Understanding how mechanical forces affect cell structure and function is critical to a variety of physiological and pathological phenomena, including cell migration, development, wound healing and cancer metastasis. In this project, we will study the mechanisms underlying the response of cells to mechanical forces, by focusing on LIM-domain proteins. We will use a combination of computational modeling and high-resolution molecular imaging of cells subjected to graded force inputs in order to characterize how LIM-domain proteins localize to and repair the cell cytoskeleton after mechanical deformation. Combination of computer modeling with wet lab experiments will allow our team to find important insights into the mechanisms underlying the response of cells to variations in the mechanical environment. By addressing this complex scientific problem, this research will have significance in both the study of fundamental cell physiology and cancer treatment. We will be meeting the four strategic goals of the University of Utah by: (1) bringing together distinct areas of excellence at the U, scientific computing and cell biology; (2) providing occasions for trainees to conduct cross-disciplinary research; (3) increasing public engagement through software development and publications; (4) establishing the foundation for multiple high-impact research proposals.

Current Status

2021-09-13
Abstract:
How cells respond to mechanical forces is important for several activities, including spreading, migration, and invasion.

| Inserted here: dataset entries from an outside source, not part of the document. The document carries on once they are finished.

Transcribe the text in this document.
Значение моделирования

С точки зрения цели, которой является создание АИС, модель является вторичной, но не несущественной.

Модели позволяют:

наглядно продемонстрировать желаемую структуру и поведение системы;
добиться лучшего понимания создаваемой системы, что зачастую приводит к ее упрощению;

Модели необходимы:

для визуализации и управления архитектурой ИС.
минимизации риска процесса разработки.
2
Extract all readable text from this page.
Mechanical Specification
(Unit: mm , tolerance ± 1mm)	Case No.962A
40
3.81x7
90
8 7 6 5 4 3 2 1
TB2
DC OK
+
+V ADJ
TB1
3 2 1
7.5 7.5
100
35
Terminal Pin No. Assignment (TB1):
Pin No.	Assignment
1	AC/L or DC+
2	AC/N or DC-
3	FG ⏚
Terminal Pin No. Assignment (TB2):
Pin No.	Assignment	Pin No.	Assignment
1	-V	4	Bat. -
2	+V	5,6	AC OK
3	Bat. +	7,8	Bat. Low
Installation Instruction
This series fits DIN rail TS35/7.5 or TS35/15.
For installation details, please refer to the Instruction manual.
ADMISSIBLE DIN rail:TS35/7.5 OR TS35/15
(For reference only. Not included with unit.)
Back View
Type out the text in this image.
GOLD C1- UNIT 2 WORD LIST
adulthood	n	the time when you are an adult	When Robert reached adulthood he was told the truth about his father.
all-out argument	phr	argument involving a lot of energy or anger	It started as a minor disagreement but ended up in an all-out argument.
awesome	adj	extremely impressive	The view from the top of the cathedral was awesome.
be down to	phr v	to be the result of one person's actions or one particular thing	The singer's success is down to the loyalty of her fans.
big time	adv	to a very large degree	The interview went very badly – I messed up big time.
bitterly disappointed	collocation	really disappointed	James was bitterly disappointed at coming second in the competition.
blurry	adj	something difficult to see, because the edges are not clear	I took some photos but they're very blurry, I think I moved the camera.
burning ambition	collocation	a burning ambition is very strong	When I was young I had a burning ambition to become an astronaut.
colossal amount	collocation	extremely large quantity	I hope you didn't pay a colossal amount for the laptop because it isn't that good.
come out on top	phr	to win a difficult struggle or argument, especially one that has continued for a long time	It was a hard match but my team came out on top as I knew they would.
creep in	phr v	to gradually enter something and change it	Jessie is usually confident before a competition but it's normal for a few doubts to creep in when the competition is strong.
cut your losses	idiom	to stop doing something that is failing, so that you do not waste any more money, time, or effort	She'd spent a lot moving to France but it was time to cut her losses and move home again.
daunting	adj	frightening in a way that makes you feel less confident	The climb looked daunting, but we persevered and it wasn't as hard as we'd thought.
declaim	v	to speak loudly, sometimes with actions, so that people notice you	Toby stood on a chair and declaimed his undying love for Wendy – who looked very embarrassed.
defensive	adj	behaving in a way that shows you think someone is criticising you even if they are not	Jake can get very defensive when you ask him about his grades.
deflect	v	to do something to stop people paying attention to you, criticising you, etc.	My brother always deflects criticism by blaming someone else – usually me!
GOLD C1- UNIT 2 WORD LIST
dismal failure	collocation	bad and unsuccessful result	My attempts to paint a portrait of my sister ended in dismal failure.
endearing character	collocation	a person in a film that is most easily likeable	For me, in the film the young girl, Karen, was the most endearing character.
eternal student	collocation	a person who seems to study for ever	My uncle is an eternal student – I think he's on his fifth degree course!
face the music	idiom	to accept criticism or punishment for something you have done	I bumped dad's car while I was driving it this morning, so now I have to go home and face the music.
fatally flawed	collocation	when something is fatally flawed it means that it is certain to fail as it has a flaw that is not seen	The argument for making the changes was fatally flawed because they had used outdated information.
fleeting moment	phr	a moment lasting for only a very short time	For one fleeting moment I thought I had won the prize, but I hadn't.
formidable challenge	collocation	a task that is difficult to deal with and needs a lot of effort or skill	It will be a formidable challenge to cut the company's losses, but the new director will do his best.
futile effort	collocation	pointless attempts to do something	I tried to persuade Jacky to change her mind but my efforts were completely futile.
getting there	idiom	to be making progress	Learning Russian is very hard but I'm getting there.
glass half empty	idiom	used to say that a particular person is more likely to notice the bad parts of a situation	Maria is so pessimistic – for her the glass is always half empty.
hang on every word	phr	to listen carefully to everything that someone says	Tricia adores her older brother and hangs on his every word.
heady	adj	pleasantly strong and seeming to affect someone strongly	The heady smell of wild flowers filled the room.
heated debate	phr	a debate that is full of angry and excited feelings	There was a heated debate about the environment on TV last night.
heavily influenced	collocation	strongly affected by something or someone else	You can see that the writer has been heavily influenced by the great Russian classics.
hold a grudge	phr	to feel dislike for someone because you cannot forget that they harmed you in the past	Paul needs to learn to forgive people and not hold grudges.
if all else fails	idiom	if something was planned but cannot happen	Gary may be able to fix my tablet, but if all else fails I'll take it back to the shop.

At the leading edge of cells, integrin transmembrane receptors respond to mechanical forces by clustering into adhesions, which link the dynamic actin cytoskeleton to the external environment. How force regulates the assembly of integrin adhesions and how this assembly underlie cell motion remains elusive. With this project we have combined computational modeling with experiments in order to understand how integrin adhesions assemble and elongate, and how this, in turn, regulates the motion of the cell edge. Our results have shown several new insights into force feedbacks between cells and their environment. Actin bundling can elongate nascent adhesions at the base of the cell leading edge, in the absence of cytoskeletal force; actin polymerization against the cell edge regulates the lifetime of nascent integrin-based adhesions, and this, in turn, determines the velocity of the cell edge and its persistence. Our findings contribute to our understanding of the mechanisms underlying force sensing and transmission at the macromolecular and cell levels, with importance in several fields of biophysics and cell biology, including for developing new therapies for diseases in which cell motion plays a role.